Relevansi Amar Ma’ruf Nahyi Munkar sebagai upaya Menjaga kedaulatan Sumber Daya Alam

Oleh : Syifa’ul Qulub
Indonesia merupakan negara yang kaya akan sumber daya, namun cukup disayangkan sumber daya tersebut belum dapat dimanfaatkan secara maksimal untuk kepentingan negara. Banyak sumber daya Indonesia yang dikelola oleh pihak swasta baik itu nasional maupun internasional. Negara belum mampu mengkonversi sumber daya menjadi sebuah komoditas yang dapat menguntungkan negara secara maksimal. Dampaknya adalah keuntungan yang didapat negara dari pemanfaatan sumber daya cenderung minim.
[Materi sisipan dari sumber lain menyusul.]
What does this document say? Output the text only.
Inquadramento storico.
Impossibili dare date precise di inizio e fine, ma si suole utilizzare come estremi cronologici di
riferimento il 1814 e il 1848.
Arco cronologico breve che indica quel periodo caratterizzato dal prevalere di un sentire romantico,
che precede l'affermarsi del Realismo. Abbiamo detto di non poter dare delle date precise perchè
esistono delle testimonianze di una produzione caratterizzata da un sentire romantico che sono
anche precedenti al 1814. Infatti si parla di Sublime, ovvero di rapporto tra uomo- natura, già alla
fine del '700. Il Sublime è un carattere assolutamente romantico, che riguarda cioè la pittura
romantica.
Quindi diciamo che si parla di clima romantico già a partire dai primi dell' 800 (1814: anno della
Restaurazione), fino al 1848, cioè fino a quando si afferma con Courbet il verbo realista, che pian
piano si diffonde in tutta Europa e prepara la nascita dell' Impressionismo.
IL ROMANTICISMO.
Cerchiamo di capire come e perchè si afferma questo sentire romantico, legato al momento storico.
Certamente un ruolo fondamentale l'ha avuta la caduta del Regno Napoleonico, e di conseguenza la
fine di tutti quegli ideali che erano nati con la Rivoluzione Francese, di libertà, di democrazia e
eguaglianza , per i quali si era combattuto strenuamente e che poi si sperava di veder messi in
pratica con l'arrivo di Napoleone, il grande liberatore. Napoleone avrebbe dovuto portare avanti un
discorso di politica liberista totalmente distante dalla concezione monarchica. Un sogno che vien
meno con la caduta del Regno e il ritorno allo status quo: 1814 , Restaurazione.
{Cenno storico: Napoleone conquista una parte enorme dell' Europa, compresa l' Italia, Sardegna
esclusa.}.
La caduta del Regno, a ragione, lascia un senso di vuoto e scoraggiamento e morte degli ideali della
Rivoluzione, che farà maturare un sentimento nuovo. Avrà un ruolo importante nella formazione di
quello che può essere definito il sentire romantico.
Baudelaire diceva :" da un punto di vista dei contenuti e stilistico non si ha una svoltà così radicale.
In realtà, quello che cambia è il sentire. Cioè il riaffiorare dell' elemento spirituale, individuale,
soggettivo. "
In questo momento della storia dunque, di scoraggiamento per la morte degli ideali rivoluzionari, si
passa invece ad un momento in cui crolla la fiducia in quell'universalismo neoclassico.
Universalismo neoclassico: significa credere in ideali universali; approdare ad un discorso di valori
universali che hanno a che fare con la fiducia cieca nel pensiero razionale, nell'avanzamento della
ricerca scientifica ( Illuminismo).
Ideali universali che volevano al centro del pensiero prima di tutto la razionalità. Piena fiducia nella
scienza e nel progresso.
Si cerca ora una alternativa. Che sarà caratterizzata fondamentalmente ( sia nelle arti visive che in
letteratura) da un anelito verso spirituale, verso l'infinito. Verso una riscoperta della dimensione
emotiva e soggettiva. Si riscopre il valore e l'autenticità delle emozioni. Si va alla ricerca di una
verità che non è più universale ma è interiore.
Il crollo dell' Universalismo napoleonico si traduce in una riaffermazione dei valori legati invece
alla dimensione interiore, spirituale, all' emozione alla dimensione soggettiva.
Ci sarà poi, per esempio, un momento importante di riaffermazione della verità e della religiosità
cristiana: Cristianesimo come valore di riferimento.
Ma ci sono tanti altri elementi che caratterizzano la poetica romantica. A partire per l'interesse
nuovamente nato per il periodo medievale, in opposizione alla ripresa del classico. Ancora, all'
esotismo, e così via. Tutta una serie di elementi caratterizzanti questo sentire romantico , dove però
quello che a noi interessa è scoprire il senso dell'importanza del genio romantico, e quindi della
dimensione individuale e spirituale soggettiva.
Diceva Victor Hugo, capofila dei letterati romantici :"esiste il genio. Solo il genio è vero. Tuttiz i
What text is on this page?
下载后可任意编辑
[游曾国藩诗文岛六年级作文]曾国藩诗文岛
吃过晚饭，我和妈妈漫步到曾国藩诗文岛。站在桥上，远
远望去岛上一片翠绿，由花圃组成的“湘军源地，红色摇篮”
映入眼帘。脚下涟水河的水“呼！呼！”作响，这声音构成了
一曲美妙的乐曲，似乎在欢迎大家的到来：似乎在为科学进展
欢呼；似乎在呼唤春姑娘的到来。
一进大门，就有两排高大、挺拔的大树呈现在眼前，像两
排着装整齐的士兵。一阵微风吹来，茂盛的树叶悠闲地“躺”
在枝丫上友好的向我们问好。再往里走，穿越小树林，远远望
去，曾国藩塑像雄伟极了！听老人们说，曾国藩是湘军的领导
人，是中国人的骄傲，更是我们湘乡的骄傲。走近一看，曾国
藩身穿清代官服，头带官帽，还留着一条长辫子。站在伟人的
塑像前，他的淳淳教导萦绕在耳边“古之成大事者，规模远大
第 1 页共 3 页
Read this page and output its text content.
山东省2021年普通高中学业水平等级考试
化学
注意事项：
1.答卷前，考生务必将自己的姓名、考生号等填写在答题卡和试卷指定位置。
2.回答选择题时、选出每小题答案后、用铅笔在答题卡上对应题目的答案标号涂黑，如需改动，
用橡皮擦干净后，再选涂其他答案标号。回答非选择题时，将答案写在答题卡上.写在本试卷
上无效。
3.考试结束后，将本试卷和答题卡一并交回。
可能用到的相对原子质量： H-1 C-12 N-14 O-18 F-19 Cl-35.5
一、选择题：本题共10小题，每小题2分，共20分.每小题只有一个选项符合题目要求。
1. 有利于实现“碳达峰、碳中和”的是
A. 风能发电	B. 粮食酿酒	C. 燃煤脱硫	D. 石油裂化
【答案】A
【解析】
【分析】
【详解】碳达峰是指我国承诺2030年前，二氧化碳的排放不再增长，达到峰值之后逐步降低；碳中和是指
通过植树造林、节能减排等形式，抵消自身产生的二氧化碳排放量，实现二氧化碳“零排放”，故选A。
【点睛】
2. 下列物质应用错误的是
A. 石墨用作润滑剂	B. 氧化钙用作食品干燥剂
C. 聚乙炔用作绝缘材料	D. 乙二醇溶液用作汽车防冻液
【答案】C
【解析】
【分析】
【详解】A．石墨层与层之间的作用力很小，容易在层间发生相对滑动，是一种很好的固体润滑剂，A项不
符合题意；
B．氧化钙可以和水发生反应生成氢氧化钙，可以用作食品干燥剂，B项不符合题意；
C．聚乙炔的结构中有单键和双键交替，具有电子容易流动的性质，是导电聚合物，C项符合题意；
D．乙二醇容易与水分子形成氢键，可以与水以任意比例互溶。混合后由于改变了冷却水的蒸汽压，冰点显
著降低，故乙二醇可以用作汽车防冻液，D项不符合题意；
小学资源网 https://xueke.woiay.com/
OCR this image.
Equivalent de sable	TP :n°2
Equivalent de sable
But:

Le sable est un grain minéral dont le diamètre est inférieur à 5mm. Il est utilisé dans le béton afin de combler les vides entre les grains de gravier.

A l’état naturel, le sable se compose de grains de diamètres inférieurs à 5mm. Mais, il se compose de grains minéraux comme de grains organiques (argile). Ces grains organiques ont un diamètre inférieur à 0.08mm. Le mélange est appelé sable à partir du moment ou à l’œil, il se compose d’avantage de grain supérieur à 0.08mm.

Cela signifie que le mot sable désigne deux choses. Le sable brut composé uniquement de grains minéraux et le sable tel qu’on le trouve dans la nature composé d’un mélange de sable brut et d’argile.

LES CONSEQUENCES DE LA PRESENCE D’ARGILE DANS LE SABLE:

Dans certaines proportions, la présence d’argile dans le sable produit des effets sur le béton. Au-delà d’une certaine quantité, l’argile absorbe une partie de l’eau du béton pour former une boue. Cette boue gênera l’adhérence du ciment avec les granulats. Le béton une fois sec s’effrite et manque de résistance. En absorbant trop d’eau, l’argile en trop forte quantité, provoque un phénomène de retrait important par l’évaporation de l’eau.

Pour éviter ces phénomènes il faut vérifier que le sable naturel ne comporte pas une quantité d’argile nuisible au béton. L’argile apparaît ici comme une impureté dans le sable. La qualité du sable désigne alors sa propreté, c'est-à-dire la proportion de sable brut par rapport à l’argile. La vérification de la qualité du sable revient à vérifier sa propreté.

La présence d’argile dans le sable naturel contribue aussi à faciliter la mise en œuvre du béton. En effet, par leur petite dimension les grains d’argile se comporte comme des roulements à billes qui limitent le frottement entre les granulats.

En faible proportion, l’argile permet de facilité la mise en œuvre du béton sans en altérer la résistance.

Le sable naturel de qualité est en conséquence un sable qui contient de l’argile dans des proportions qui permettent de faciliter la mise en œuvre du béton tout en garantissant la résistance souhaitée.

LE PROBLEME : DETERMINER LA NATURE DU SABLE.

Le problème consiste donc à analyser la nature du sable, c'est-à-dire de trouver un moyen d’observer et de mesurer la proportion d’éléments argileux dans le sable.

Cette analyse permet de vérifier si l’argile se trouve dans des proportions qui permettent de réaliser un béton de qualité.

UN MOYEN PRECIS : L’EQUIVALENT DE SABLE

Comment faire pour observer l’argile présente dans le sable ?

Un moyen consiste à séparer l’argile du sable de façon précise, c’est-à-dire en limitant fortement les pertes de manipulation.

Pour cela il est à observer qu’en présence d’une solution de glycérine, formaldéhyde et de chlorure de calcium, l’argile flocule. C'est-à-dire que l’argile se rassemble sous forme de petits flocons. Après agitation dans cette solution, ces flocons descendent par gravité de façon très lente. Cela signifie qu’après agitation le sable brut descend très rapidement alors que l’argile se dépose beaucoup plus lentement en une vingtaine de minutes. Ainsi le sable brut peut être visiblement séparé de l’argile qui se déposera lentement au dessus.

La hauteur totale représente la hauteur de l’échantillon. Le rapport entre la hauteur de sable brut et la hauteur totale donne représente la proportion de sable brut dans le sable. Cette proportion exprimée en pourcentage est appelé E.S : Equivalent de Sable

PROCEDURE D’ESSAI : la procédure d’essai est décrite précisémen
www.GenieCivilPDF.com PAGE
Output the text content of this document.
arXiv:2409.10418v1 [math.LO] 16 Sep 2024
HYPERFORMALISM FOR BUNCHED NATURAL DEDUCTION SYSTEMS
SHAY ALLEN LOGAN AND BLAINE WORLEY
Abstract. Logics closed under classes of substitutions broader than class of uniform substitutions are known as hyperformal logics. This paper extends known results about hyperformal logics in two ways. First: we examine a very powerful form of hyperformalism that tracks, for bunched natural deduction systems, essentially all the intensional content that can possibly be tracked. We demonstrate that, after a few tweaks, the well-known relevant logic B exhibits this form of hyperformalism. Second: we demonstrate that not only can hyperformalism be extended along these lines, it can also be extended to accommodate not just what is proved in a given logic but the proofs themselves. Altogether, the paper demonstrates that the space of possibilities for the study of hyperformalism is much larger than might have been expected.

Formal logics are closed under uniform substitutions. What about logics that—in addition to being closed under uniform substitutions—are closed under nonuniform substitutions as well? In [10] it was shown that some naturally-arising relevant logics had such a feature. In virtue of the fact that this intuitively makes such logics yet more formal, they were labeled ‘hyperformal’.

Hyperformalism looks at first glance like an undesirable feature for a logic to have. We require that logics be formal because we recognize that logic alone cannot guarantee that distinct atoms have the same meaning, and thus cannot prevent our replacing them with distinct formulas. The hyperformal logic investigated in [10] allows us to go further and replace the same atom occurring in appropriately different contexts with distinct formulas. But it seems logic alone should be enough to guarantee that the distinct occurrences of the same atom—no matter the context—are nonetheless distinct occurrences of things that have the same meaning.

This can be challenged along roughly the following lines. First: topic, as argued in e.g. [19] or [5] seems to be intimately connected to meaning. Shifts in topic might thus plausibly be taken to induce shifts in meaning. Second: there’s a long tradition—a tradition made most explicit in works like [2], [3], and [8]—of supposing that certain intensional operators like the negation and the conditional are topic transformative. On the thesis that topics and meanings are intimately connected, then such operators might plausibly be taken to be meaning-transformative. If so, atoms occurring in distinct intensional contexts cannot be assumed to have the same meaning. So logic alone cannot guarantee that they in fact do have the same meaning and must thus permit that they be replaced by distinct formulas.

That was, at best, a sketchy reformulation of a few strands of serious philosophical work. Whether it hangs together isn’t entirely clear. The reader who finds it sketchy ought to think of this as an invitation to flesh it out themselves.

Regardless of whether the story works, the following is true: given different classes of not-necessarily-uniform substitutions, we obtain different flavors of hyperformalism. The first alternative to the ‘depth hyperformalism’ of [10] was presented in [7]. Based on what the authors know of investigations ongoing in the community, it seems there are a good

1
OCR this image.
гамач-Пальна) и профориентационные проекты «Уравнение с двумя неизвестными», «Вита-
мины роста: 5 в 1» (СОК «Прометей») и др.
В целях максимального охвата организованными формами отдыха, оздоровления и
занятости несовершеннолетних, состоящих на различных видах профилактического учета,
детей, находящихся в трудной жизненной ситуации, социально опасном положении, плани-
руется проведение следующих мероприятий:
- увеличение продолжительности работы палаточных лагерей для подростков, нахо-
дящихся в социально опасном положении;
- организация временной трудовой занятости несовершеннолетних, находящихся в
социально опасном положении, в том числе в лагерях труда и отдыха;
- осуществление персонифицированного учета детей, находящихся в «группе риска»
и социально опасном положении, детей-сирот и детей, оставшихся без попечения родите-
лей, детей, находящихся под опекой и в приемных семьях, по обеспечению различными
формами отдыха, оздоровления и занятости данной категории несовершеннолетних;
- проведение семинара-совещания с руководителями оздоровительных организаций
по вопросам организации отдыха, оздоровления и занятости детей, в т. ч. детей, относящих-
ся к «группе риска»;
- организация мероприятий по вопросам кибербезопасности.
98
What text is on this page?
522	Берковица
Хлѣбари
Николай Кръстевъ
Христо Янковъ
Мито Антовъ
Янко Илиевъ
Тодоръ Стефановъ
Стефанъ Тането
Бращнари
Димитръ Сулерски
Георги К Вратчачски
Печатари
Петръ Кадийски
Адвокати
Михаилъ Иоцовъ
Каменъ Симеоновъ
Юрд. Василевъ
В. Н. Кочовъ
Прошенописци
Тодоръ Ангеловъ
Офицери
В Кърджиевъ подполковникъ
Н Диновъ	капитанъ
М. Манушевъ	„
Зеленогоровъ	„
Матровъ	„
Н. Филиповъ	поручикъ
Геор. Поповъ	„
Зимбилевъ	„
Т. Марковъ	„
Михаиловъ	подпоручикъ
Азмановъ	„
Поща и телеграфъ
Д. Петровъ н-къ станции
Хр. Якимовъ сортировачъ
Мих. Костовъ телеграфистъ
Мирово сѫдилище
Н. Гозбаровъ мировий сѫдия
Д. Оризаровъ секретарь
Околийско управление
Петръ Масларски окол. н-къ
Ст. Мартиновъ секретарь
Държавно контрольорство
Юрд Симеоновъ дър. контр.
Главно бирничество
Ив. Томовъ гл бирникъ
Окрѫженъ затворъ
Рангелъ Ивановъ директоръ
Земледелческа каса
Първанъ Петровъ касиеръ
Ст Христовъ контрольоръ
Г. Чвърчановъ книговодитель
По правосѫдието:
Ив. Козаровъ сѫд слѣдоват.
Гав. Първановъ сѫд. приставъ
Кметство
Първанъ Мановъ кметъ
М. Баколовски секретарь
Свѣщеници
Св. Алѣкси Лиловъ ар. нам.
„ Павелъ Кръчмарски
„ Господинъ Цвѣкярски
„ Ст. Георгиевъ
Ditambah dengan fakta bahwa banyaknya kebijakan pemerintah terkait sumber daya yang kurang tepat sasaran, hal ini semakin memperkeruh masalah pengelolaan sumber daya di Indonesia. Pemerintah memiliki fungsi penting dalam proses perumusan kebijakan, oleh karena itu pemerintah harus jeli dalam menentukan sebuah kebijakan. Dalam proses perumusan kebijakan terdapat banyak aspek yang harus dipertimbangkan. Masyarakat menjadi faktor penting dalam proses perumusan kebijakan, karna lahirnya sebuah kebijakan didasari oleh masalah didalam masyarakat. Kebijakan yang lahir merupakan sebuah manifestasi dari upaya pemerintah dalam menyelesaikan masalah didalam masyarakat.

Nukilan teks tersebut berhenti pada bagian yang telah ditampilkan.